Source : Zhongxin Jingwei
Selon un rapport récent de CCTV Finance and Economics citant Reuters, afin de faire face aux pénuries d’approvisionnement en énergie provoquées par les conflits au Moyen-Orient ainsi qu’aux pressions liées à la dépréciation de la livre turque, les réserves d’or de la Turquie ont fortement diminué de près de 120 tonnes sur les deux dernières semaines, soit la plus forte baisse sur deux semaines depuis 2013, date à laquelle il existe des données correspondantes.
Les données publiées le 2 par la Banque centrale de Turquie indiquent qu’au cours de la semaine se terminant le 28 mars, les réserves d’or du pays ont diminué de 69,1 tonnes, et que sur les deux dernières semaines, la baisse cumulée a atteint 118,4 tonnes.

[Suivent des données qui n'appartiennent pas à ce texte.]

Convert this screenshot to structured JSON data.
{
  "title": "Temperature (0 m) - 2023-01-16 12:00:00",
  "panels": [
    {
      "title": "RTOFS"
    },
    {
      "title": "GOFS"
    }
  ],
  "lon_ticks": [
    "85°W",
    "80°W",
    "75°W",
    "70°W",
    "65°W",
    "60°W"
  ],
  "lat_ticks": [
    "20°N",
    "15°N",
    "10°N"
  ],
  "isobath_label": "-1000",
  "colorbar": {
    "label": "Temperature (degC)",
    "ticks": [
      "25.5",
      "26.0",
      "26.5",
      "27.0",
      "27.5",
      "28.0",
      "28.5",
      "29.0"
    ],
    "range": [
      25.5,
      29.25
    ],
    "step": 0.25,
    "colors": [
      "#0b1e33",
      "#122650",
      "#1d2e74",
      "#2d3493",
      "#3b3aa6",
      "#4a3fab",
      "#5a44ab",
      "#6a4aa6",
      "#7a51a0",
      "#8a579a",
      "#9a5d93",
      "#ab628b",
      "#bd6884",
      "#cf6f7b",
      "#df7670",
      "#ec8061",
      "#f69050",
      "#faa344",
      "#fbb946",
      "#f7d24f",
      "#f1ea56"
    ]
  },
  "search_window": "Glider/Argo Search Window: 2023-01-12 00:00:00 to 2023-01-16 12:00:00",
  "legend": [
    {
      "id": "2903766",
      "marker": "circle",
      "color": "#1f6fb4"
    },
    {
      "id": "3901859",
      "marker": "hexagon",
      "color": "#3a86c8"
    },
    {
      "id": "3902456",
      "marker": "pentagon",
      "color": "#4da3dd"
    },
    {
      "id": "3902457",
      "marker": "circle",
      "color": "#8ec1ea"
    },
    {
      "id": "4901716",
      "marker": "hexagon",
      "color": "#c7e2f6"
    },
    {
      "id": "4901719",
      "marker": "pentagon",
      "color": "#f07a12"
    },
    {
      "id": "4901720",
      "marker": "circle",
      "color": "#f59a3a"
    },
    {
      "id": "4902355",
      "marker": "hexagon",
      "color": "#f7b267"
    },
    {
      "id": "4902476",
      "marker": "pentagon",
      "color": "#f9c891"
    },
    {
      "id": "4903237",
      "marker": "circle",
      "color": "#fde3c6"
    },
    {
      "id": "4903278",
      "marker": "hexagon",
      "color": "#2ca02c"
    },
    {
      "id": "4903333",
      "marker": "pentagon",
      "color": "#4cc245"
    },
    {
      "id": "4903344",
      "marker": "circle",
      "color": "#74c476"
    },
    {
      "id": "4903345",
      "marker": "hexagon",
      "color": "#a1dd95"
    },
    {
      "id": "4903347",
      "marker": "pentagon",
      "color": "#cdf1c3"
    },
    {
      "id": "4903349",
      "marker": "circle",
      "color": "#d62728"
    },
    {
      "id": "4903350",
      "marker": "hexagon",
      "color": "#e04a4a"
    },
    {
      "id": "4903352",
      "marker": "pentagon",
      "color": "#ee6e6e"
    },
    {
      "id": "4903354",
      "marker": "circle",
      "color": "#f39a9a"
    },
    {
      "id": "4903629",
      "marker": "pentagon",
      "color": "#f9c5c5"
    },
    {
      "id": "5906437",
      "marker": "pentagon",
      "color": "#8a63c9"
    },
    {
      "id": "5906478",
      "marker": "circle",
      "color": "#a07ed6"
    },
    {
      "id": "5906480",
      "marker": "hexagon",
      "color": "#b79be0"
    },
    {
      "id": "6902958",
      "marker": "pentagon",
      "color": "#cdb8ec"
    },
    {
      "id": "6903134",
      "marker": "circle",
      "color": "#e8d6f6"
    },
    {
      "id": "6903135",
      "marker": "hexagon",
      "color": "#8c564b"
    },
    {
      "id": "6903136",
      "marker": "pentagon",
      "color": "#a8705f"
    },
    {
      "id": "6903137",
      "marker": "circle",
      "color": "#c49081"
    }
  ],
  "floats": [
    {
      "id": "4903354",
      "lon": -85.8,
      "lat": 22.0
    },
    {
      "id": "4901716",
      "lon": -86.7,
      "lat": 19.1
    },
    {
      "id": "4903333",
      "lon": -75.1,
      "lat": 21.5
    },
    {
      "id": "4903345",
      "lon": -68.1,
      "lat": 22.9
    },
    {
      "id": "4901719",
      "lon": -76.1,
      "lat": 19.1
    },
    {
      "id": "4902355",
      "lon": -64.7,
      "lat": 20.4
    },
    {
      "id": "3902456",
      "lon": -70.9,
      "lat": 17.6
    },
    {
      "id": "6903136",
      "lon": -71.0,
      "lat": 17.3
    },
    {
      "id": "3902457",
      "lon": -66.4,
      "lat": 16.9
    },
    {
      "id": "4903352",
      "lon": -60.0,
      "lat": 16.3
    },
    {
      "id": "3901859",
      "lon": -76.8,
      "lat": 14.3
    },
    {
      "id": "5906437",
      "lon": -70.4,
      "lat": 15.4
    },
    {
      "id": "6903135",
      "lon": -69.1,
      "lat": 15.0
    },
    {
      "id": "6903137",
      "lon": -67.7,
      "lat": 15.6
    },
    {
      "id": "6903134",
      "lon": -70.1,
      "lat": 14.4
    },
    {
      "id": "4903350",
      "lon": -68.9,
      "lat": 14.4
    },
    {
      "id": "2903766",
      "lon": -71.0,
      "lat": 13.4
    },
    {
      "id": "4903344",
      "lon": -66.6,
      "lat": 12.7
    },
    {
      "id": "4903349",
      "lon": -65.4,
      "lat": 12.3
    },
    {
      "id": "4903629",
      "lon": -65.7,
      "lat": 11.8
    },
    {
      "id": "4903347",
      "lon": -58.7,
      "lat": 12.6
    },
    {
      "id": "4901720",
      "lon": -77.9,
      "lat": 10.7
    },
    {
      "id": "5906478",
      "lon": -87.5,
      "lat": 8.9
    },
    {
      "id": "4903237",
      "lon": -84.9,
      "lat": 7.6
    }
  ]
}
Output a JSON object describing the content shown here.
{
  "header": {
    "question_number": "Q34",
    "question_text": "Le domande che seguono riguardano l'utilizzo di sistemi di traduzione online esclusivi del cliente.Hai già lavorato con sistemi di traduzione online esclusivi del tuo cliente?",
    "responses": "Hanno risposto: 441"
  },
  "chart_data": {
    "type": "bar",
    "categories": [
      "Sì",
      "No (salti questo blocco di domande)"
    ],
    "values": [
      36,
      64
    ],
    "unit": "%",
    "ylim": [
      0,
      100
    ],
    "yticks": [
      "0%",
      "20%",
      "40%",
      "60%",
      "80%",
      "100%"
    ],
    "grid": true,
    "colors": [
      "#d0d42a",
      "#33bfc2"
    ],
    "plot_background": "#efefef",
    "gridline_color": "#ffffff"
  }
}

Ce qui a ramené le total des réserves d’or de la Turquie à 702,5 tonnes.
Selon des personnes informées, parmi l’or dont la Turquie s’est séparée la semaine dernière, environ 26 tonnes ont été vendues, et environ 42 tonnes ont été utilisées pour des opérations de swap. L’essence des opérations de swap consiste à « échanger de l’or contre des devises, puis racheter à l’échéance » ; autrement dit, la banque centrale remet l’or à la contrepartie, contre l’équivalent en dollars, tout en signant un contrat à terme qui fixe l’achat futur de l’or à un prix légèrement plus élevé. Il s’agit d’une action de financement à court terme, et non d’un désengagement définitif en liquidant l’intégralité.
L’analyse indique que la démarche de la Turquie a pour objectif principal de maintenir la stabilité de la monnaie nationale. Depuis l’éclatement des conflits au Moyen-Orient, les prix mondiaux de l’énergie ont fortement augmenté ; la Turquie dépend fortement des importations d’énergie, ce qui a fait bondir les pressions de paiement en devises. Dans le même temps, le sentiment de prudence sur le marché s’est renforcé ; la livre turque fait face à des pressions à la dépréciation, et la Banque centrale de Turquie doit donc intensifier l’intervention afin de soutenir le taux de change de la livre et d’améliorer la liquidité du marché.
Par ailleurs, le 4 mars, le gouverneur de la banque centrale polonaise a proposé de lever environ 13 milliards de dollars en vendant une partie des réserves d’or pour financer les dépenses de défense ; en février, la banque centrale russe a annoncé que, en janvier, elle avait vendu 300k onces d’or, ce qui a ramené ses avoirs totaux à 74,5 millions d’onces ; c’est aussi la première fois que la Russie réduit ses réserves d’or depuis octobre dernier. Le Kazakhstan et la République kirghize ont également, en janvier, réduit respectivement leurs réserves d’or d’une tonne.
Depuis les attaques des États-Unis contre l’Iran qui ont déclenché la guerre au Moyen-Orient, le prix international de l’or a connu de fortes fluctuations. Au dernier clôture, l’or au comptant s’établissait à 4672,020 dollars, en baisse de 0,1 %.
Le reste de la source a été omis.